As Professor Meira Levinson and doctoral student Jacob Fay, Ed.M.’14, point out in Dilemmas of Educational Ethics, the challenging ethical dilemmas that teachers and school leaders face “are not exotic problems; they are everyday dilemmas.” And they’re not limited to one area of the country or one type of district. “They (we!) are struggling with them in wealthy and in middle- and low-income schools; in rural, suburban, and urban districts; in magnet, regular, district, charter, parochial, and independent schools; along the coasts, in the American heartland, from south to north, and everywhere in between.”

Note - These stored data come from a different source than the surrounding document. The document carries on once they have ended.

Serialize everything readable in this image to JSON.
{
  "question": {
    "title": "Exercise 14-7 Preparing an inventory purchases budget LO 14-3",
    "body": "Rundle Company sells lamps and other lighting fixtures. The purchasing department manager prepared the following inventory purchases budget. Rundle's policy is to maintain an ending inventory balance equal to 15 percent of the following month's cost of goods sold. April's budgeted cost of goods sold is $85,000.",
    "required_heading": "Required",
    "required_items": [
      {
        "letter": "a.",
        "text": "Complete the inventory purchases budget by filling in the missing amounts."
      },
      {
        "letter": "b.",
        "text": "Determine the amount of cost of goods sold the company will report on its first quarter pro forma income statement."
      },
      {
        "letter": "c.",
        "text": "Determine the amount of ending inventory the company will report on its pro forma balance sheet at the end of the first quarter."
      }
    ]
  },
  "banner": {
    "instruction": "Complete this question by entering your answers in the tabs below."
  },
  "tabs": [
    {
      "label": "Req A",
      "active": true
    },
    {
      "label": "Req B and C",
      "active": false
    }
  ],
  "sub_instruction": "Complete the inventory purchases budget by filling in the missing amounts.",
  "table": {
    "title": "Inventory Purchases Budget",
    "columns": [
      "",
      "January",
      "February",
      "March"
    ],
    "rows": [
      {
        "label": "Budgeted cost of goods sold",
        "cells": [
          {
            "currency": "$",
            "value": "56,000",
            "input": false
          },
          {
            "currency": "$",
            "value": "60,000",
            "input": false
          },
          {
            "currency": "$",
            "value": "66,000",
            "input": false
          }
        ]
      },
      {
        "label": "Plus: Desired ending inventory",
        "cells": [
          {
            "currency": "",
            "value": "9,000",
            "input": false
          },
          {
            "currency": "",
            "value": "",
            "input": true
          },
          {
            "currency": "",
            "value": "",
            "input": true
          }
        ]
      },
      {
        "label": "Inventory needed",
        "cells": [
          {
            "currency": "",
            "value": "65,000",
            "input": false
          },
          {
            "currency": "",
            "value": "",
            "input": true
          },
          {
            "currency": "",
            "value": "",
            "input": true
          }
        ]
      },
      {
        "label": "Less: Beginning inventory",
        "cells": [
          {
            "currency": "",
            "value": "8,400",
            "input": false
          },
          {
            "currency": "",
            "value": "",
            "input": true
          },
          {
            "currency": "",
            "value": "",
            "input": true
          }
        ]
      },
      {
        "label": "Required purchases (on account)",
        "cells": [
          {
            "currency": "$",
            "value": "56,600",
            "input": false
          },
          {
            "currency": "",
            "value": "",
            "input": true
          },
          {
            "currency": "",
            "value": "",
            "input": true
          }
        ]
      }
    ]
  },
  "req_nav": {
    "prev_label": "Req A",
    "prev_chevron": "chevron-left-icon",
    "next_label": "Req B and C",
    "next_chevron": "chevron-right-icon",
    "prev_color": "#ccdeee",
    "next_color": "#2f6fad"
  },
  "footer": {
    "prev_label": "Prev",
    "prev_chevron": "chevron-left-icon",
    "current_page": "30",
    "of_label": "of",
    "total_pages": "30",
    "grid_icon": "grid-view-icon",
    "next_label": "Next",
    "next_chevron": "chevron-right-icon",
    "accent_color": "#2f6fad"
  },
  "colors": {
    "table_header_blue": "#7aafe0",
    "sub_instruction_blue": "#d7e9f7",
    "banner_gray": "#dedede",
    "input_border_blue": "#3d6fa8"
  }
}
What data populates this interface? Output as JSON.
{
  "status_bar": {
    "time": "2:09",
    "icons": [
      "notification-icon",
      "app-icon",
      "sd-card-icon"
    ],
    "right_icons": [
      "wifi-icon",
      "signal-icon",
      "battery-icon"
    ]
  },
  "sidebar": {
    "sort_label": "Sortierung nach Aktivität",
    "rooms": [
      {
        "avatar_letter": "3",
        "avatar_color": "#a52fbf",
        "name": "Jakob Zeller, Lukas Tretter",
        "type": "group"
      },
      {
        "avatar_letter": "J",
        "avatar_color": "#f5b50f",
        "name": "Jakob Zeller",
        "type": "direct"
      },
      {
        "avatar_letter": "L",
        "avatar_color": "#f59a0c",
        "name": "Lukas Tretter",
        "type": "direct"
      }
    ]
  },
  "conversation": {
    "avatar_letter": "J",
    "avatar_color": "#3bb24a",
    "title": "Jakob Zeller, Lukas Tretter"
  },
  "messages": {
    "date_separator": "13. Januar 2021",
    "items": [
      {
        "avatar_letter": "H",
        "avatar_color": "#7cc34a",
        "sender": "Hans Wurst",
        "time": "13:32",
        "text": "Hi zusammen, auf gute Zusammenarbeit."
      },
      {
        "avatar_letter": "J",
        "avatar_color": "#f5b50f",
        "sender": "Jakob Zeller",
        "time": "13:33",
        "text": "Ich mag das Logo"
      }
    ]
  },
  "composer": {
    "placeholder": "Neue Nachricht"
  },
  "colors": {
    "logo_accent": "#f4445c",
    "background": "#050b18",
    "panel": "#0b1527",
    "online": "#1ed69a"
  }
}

Unfortunately, teachers and educations often have to wrestle with these challenging, sometimes heart-wrenching dilemmas on their own. That’s a big part of the reason why Levinson and Fay wrote the book: to provide a tool — usable case studies — for educators to read and use as they face their own ethical struggles. For additional thinking about the issues, each case study is followed by six responses written by people involved in the education field, including several faculty members at the Ed School. So with so many potential dilemmas faced by teachers and other educators, how did they choose the ones they did for the book? As Levinson recently told the Harvard EdCast, “These are not the six most important cases or the only cases we need, but they seem to traverse a lot of important ground in education ethics, moving from the classroom to the school to the district and even the state level.”

THE CASES INCLUDE:

  1. A struggling student and whether to promote her, knowing she might drop out altogether if not promoted.
  2. How to balance the needs of a disruptive third-grader with mental illness and the needs of the rest of the students.
  3. A new academic dean grappling with conflicting grading and grade inflation at a private school — and conflicting interests in the status quo.
  4. Boston Public Schools’ new school assignment plan and potential pandering to middle class families in an effort to keep them in the district.
  5. Whether to report a high school student suspected of stealing a teacher’s phone in a zero-tolerance school with possible criminal action looming.
  6. How, if at all, should charter schools be compared to local district schools.